LE DERNIER DUEL
La surprenante et efficace alliance de l’action et du fond
Jean de Carrouges et Jacques Le Gris, sont deux amis ayant combattu aux côtés l’un de l’autre en 1373. A leur retour en Normandie, ils prêtent tous deux allégeance au Comte Pierre d’Alençon, leur nouveau seigneur. Mais alors que Le Gris devient un homme influent, gagnant la confiance du Comte, De Carrouges, qui convole en noce avec Marguerite, se retrouve lésé de terres de valeurs qui faisaient partie de la dote de sa fiancée, mais deviennent propriété de Le Gris. Commence alors une rivalité qui les mènera en 1386, à s’affronter dans un duel équestre…
Présenté hors compétition au dernier Festival de Venise, où un hommage était rendu à Ridley Scott, "Le dernier duel", permet d’aborder deux sujets déjà au cœur de nombreuses productions depuis l’affaire Weinstein : l’abus de pouvoir et le viol . Traitant aussi par là même de la place de la femme, dans une époque médiévale principalement représentée comme un monde d’hommes, entre pouvoir héréditaire des seigneurs, jeux de positionnement vis à vis de la cour, et guerres diverses, le film parvient à replacer mine de rien, le personnage de Marguerite comme « propriété » du mari, risquant finalement autant que celui qu’elle accuse de par sa décision de parler haut et fort.

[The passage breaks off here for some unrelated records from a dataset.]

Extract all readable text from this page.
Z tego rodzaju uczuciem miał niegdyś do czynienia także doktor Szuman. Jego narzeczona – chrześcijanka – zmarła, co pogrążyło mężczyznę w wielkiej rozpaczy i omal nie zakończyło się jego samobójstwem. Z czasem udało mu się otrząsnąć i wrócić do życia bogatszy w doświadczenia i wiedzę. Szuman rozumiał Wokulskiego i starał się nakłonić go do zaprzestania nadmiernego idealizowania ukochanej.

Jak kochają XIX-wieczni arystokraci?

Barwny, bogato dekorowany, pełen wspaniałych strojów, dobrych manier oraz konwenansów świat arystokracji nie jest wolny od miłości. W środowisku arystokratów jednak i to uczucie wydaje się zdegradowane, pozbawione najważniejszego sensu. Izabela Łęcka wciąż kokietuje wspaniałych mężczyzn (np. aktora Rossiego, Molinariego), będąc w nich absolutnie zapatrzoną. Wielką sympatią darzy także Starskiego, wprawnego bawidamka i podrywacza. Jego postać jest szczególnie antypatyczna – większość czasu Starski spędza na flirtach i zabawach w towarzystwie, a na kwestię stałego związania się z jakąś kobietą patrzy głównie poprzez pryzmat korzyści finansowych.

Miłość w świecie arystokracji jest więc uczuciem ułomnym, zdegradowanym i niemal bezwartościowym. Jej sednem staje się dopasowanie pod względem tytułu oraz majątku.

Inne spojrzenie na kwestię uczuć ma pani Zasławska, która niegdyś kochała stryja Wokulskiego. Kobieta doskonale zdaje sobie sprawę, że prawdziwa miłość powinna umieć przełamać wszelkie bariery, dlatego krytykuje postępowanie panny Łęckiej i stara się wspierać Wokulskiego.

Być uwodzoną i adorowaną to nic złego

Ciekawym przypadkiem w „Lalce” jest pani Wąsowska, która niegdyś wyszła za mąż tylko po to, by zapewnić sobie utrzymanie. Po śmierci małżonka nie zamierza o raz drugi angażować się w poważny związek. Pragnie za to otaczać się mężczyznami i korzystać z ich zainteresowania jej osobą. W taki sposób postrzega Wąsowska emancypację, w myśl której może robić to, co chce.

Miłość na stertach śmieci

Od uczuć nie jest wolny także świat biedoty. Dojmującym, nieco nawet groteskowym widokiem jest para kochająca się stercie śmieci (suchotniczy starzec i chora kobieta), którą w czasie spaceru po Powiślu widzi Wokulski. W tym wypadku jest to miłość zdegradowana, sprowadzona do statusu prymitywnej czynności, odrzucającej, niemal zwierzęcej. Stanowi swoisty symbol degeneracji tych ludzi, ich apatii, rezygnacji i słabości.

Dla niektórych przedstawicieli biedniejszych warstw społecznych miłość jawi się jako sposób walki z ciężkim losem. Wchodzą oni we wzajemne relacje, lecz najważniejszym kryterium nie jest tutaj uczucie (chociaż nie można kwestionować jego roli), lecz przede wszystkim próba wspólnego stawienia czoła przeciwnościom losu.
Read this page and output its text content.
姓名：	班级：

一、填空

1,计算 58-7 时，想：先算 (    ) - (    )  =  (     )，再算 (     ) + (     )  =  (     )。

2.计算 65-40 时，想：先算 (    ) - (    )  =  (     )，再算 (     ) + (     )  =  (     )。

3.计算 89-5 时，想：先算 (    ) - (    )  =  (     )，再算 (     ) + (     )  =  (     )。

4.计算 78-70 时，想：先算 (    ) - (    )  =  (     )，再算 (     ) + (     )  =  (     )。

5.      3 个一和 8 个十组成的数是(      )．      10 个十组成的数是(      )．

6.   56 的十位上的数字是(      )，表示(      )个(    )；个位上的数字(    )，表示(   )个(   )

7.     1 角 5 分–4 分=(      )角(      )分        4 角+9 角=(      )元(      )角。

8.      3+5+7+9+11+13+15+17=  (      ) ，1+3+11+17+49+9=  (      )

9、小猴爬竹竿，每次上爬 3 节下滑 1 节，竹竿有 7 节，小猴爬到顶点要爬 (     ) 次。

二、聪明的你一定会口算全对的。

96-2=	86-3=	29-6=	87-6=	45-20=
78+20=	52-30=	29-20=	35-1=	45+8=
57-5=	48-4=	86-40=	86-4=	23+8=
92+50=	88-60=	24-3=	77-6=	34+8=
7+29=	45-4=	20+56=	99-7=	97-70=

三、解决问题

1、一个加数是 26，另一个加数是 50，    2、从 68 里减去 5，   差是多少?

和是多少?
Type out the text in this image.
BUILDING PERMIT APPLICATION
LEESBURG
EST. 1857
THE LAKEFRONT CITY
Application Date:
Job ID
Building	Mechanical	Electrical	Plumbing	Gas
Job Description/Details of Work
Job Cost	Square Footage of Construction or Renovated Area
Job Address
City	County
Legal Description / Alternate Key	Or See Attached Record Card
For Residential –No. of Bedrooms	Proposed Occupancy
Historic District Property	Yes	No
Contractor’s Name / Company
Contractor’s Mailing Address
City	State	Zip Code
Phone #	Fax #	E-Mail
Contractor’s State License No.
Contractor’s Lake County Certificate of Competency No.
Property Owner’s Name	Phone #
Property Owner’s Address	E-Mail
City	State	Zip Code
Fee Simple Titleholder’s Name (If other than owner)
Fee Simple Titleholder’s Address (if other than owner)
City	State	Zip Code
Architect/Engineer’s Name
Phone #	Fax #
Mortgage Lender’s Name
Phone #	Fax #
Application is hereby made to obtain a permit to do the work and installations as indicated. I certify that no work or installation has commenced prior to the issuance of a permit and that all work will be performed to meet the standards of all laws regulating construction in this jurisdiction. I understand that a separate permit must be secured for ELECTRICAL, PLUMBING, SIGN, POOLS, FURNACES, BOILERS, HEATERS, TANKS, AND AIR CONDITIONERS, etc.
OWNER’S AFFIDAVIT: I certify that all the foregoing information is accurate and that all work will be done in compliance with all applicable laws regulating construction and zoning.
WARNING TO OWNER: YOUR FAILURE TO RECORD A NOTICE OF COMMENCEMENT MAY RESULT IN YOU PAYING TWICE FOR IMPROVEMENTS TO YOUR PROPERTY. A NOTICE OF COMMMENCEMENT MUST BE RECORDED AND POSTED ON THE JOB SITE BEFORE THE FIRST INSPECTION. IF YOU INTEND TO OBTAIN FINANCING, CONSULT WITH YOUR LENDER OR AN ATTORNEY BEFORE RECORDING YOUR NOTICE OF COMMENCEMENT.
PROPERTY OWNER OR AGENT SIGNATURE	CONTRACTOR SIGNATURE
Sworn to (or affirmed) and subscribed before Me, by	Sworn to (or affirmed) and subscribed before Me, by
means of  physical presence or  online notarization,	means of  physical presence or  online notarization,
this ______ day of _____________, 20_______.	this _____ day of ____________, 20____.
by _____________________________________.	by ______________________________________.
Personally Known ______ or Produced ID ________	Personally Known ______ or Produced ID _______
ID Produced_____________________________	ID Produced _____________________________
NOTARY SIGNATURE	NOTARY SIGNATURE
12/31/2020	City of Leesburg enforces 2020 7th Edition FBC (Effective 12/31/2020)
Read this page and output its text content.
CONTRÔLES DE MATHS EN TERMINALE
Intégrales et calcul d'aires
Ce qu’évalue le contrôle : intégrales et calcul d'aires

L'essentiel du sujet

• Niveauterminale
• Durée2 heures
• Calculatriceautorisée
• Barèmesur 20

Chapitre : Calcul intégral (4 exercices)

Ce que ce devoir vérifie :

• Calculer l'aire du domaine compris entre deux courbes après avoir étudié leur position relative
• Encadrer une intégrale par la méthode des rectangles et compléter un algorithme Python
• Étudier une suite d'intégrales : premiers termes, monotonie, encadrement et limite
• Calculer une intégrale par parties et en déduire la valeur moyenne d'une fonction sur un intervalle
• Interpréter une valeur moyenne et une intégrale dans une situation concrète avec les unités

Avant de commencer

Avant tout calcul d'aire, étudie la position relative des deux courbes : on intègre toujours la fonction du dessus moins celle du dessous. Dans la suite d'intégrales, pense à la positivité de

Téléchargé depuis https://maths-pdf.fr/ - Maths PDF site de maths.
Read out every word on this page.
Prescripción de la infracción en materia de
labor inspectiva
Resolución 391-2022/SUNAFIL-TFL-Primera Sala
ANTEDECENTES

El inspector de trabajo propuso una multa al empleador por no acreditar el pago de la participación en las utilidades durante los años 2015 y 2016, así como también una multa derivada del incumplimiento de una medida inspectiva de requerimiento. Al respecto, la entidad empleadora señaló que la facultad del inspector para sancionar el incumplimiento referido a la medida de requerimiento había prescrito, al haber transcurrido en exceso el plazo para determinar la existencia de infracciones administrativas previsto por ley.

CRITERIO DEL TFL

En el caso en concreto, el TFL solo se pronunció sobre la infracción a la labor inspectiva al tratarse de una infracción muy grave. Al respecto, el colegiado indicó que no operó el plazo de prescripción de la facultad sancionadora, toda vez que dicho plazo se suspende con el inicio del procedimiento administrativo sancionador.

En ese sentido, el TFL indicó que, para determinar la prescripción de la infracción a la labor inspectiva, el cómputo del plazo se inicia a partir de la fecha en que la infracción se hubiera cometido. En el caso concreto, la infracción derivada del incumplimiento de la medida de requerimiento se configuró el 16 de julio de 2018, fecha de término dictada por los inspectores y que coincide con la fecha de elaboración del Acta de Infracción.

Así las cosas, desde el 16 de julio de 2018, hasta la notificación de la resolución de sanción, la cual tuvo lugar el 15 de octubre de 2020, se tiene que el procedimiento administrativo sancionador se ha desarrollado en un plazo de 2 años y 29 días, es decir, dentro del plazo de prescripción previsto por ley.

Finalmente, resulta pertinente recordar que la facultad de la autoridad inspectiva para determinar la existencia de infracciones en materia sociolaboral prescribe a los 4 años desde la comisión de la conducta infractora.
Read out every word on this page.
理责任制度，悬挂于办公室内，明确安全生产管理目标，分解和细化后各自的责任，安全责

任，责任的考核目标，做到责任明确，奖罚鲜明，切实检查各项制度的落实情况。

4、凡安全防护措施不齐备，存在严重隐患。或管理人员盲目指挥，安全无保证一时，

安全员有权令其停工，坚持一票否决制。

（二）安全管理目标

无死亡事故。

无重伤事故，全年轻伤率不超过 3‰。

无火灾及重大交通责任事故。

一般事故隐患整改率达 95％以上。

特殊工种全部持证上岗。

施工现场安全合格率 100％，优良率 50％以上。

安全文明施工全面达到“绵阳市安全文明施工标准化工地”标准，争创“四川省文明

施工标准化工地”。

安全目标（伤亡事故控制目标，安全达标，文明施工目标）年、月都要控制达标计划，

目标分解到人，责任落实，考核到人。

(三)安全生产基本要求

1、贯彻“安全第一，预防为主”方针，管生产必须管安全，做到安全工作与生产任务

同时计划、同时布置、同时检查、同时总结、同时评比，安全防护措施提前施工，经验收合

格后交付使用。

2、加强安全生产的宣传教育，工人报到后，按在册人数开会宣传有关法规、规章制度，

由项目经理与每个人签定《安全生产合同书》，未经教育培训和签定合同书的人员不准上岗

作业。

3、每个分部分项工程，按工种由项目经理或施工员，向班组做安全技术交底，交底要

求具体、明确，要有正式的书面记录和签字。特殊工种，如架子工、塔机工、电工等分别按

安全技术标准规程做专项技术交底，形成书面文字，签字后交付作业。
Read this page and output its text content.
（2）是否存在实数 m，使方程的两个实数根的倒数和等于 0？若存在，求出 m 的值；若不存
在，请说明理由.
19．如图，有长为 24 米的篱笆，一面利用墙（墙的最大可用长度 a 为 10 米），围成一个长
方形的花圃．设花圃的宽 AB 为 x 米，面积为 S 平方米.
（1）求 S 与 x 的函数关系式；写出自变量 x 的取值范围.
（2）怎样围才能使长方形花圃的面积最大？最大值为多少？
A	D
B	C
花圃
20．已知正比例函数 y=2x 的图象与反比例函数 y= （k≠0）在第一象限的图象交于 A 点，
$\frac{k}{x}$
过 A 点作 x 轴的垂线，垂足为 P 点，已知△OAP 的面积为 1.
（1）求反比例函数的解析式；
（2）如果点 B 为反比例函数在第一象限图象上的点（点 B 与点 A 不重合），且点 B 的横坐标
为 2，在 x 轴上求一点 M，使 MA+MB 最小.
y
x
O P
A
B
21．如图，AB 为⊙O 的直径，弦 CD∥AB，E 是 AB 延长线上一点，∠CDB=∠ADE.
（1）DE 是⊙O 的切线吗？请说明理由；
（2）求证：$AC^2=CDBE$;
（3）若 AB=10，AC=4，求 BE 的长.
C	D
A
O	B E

Le réalisateur culte de "Thelma et Louise" et d’"Alien" nous replonge au passage dans un film d’époque, lui qui avait déjà mis en scène des péplums (le génial multi-oscarisé "Gladiator" et le décevant "Exodus : Gods And Kings"), mais aussi côté médiéval "Robin des bois" et "Kingdom of Heaven". Il trouve ainsi un juste équilibre entre scènes d’actions violentes et immersives, approche tactique, et récit plus intimiste que le sujet impose en partie. Ayant réuni à cette occasion les complices Matt Damon et Ben Affleck, au scénario en collaboration avec Nicole Holofcener (ils avaient trouvé la consécration en écrivant ensemble "Will Hunting" de Gus Van Sant), mais aussi devant la caméra (puisque Ben Affleck interprète le libertin Comte d'Alençon), il parvient avec acuité à traiter d’un sujet délicat tout en assurant le divertissement.
Adaptation du roman d’Eric Jager (Le Dernier Duel : Paris, 29 décembre 1386), le film s’ouvre sur les préparatifs du duel entre les impeccables Matt Damon et Adam Driver, en forme de joute équestre. Il se construit ensuite en flash-back chapitrés, permettant de présenter plusieurs points de vue sur les mêmes événements, avant de revenir sur la scène clé du duel, prenant alors une toute autre dimension. Cette scène s’avère d’ailleurs particulièrement exaltante, vous figeant au fond du fauteuil par la maestria de la mise en scène, mais aussi par le poids des enjeux non seulement pour les deux cavaliers, mais aussi pour la femme. En soi, cela suffit à qualifier "Le dernier duel" de grand film d’action, dont le fond s’avère particulièrement pertinent, montrant par de subtiles parallèles, que les abus sexuels ont toujours eu les mêmes racines (pouvoir, argent, situation, coutumes) et la parole de la victime a toujours été minimisée pour les mêmes motifs (réputation, complications, tentatives de découragement…).